Creating a function that does the whole process for a text put in argument.

In [120]:
def sumScores(file):
    open_file = open(file, 'r', encoding='utf-8')
    file_to_string = open_file.read()
    
    text_replaced = replacer.replace(file_to_string)
    
    tokenizer=nltk.data.load('tokenizers/punkt/english.pickle')
    sentences = tokenizer.tokenize(text_replaced)
    
    from nltk.tokenize import RegexpTokenizer
    tokenizer=RegexpTokenizer("[\w]+")

    for i in range(len(sentences)):
        sentences[i] = tokenizer.tokenize(sentences[i])
        
    tagged_sent = []
    for sentence in sentences:
        tagged_sent.append(tagger.tag(sentence))
        
    scores = []
    for sentence in tagged_sent:
        list_scores = []
        for word in sentence:
            list_scores.append(word_scores(word))
        scores.append(list_scores)
        
    sum_score = []
    for list_score in scores:
        pos, neg, obj = 0.0, 0.0, 0.0
        for score in list_score:
            pos += score[0]
            neg += score[1]
            obj += score[2]
        if(len(list_score) != 0):
            sum_score.append([pos/len(list_score), neg/len(list_score), obj/len(list_score)])
        else:
            sum_score.append([0.0, 0.0, 0.0])
        
    pos, neg, obj = 0.0, 0.0, 0.0
    for score in sum_score:
        pos += score[0]
        neg += score[1]
        obj += score[2]
    if(len(sum_score) != 0):
        pos /= len(sum_score)
        neg /= len(sum_score)
        obj /= len(sum_score)
    return([pos, neg, obj])
    
sumScores('data/review_polarity/txt_sentoken/pos/cv000_29590.txt')

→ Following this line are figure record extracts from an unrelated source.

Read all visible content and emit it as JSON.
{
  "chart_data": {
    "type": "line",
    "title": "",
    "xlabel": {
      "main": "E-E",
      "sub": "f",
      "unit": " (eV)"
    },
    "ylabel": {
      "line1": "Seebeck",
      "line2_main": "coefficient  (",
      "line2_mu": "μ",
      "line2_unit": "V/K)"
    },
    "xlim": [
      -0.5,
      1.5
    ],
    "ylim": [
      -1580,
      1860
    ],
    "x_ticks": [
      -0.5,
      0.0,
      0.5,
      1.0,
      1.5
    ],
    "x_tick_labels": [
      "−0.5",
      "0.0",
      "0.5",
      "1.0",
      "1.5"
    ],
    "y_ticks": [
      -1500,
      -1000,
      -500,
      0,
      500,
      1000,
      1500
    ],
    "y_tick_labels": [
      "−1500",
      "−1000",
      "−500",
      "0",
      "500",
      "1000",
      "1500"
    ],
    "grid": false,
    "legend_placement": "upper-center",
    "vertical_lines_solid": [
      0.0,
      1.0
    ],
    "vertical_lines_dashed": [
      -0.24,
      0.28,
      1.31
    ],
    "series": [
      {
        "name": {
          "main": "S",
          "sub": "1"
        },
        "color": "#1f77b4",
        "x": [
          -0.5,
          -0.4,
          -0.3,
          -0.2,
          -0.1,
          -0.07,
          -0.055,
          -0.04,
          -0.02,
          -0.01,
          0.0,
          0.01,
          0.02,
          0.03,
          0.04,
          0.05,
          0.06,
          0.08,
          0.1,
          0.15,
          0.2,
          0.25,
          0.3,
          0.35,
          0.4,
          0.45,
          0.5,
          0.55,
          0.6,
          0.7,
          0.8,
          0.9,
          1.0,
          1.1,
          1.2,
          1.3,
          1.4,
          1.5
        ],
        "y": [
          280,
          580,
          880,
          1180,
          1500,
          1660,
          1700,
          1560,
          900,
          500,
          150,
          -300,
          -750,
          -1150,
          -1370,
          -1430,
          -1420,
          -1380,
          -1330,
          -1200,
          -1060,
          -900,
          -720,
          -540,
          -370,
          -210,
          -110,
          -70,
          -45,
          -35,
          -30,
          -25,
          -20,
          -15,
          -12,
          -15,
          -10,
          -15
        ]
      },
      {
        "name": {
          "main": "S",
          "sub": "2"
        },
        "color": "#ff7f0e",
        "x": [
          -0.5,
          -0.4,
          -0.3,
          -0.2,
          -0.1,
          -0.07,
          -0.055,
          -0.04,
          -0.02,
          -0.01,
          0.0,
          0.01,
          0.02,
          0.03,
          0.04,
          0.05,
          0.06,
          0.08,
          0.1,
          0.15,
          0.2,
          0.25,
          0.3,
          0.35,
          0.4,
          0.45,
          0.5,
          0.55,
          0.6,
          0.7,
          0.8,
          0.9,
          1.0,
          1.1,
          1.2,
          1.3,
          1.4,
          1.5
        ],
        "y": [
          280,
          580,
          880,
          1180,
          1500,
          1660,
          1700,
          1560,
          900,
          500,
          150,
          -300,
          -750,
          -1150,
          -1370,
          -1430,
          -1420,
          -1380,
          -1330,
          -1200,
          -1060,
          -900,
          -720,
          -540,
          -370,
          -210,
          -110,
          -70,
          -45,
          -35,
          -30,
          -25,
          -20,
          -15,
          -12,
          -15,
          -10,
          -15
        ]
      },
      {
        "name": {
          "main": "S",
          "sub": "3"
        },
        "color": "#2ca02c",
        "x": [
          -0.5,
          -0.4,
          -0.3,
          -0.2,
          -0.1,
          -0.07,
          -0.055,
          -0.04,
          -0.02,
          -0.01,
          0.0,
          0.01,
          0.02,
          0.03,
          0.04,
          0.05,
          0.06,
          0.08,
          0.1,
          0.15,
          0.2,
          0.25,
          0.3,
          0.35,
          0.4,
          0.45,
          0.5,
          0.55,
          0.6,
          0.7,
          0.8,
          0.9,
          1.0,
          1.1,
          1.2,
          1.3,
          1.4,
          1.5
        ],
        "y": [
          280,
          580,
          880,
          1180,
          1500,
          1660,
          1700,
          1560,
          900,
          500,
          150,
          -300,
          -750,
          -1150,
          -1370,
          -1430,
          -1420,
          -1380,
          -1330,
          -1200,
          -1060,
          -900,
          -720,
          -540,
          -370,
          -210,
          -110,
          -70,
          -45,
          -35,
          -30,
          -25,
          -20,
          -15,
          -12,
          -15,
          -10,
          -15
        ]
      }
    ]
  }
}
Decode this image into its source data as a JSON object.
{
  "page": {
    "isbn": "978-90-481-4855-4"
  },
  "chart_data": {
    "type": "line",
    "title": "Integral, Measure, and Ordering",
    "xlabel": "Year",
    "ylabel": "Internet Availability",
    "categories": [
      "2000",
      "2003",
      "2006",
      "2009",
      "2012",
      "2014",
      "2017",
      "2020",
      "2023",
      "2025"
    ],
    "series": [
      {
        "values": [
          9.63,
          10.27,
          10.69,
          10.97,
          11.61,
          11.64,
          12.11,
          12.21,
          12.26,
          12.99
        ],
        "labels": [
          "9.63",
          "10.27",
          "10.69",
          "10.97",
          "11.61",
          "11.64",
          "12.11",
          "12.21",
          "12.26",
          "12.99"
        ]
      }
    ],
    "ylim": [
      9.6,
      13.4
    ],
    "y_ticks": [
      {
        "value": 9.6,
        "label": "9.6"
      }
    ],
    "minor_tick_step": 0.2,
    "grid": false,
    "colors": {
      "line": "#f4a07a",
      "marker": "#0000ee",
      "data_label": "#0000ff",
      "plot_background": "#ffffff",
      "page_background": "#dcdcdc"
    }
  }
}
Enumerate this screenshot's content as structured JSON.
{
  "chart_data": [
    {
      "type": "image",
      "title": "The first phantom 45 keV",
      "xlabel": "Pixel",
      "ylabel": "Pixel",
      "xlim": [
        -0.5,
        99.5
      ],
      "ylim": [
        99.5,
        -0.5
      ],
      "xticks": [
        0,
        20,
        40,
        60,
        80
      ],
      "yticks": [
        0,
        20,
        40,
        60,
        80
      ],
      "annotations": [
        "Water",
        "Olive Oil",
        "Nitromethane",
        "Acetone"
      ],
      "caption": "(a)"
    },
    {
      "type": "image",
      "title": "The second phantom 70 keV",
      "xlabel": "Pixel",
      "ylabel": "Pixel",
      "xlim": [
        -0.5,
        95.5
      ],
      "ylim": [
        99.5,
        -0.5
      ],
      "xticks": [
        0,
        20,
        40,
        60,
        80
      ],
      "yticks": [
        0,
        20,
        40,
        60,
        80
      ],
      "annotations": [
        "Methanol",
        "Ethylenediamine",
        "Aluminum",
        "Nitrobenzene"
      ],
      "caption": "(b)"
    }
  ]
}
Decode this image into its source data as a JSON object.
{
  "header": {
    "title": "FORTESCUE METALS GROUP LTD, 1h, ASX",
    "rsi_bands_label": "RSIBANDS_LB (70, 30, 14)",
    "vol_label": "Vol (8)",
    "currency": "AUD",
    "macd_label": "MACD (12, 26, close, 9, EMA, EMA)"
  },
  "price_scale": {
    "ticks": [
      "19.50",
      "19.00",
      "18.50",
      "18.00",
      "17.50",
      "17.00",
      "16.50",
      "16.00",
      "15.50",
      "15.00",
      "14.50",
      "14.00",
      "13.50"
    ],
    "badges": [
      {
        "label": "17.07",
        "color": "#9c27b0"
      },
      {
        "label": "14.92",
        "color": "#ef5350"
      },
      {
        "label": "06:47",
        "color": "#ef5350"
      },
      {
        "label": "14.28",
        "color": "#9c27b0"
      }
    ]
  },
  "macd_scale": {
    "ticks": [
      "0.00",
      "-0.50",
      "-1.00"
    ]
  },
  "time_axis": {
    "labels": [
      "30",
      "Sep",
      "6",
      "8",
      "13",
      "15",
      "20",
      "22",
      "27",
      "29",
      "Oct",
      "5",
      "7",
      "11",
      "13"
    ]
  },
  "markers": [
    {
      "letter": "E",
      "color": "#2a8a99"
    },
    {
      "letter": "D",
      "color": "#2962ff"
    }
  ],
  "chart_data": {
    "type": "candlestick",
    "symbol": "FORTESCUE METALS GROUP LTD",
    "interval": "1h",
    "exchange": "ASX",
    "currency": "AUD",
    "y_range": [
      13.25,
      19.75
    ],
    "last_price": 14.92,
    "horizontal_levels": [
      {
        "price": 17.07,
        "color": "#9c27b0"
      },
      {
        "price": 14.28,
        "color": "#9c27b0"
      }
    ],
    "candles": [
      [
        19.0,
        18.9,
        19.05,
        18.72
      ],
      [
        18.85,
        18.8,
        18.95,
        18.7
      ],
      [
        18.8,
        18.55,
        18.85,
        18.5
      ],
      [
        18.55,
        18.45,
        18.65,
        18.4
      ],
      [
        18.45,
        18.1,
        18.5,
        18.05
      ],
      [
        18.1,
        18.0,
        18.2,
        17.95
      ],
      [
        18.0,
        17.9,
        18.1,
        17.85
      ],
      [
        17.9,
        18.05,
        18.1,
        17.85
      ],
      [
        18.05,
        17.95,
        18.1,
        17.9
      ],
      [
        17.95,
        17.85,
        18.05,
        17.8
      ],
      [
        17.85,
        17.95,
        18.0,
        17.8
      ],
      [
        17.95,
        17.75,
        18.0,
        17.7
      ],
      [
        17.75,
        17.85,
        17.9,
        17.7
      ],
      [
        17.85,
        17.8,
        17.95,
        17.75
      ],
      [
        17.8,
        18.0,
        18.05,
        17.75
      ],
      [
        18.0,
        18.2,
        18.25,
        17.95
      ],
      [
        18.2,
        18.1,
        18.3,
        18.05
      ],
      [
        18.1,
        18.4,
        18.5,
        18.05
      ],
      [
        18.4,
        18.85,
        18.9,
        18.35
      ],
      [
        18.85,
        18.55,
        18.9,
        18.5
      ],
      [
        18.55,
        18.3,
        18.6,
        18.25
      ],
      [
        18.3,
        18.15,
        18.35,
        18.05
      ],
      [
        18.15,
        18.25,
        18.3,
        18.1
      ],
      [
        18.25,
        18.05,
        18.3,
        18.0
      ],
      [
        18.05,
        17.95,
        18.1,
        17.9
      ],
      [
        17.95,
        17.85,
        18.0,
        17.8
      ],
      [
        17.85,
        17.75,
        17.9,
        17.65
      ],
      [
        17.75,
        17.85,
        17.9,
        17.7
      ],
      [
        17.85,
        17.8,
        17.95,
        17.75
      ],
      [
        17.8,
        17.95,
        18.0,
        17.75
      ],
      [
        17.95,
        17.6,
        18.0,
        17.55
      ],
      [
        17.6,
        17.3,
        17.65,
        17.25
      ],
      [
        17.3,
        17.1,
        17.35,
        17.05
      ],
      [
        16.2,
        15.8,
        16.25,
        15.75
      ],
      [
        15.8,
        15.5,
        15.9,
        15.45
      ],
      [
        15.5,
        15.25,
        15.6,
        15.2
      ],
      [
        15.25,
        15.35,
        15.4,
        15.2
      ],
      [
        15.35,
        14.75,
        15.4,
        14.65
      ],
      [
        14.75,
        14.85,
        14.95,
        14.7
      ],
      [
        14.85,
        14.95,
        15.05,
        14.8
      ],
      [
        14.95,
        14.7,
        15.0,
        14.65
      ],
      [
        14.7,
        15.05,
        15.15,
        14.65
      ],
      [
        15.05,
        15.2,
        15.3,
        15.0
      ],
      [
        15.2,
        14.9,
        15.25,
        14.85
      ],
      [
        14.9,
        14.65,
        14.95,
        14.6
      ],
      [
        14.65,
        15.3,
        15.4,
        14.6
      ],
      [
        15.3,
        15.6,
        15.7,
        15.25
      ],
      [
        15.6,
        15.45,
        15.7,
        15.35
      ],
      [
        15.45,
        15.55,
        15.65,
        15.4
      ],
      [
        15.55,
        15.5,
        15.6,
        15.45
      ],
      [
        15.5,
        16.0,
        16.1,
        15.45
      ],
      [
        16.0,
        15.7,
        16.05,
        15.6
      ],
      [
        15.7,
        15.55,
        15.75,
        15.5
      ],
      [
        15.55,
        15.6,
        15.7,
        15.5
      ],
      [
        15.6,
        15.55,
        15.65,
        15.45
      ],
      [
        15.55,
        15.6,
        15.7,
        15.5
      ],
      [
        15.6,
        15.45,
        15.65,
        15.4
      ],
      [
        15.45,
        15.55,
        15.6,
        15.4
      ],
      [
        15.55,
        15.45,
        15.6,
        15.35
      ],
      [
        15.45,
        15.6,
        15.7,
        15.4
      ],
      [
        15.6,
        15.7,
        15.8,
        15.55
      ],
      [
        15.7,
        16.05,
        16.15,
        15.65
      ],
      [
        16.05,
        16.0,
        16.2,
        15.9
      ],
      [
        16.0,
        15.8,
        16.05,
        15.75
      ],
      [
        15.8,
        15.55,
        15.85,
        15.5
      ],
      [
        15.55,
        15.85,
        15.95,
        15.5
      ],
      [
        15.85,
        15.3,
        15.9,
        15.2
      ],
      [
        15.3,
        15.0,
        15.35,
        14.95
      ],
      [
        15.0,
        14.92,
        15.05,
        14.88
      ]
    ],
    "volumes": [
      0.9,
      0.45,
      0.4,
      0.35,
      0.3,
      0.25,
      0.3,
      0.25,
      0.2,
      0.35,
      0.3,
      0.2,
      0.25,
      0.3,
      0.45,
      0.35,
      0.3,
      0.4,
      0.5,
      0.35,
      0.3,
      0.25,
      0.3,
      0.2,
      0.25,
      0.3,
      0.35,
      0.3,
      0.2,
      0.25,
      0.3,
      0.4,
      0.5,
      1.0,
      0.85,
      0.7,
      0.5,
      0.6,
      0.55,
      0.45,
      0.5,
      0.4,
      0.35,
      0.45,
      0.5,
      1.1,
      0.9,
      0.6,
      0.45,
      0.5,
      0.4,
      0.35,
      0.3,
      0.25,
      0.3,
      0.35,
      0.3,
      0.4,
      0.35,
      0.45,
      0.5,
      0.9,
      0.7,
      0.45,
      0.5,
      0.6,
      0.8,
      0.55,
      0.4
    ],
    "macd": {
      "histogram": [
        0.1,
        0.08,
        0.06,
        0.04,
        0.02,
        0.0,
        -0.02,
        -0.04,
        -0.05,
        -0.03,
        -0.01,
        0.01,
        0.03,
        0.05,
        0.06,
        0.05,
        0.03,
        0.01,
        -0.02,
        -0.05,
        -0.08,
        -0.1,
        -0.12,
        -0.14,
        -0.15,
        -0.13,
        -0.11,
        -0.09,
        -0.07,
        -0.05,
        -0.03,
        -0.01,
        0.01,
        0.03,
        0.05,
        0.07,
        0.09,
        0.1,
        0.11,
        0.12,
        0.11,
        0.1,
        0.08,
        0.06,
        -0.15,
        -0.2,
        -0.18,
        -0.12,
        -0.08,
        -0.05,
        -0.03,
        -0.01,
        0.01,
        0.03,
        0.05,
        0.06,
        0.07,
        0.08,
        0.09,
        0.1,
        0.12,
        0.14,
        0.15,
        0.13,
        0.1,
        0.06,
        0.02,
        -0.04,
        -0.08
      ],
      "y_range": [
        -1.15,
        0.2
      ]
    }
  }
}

[0.022104363763838723, 0.025550012719126575, 0.18265805224130563]

Let's try that scoring technique on all positive reviews and see how it performs.

In [125]:
import os
pos_reviews = os.listdir('data/review_polarity/txt_sentoken/pos')
neg_reviews = os.listdir('data/review_polarity/txt_sentoken/pos')

__First decision :__ We choose the highest value (between neg and pos) to determine if a review is positive or negative.

In [147]:
pos, neg = 0, 0
for review in pos_reviews:
    if(review[0] != 'c'):
        continue
    score = sumScores('data/review_polarity/txt_sentoken/pos/'+review)
    if(score[0] > score[1]):
        pos += 1
    else:
        neg +=1
print(pos, neg)

441 559


On a thousand positive reviews, 441 are marked as positive and 559 as negative. 

We can see that this technique is not accurate at all. The objective now is to find a threshold between the positive score and the negative score that will give more accurate results.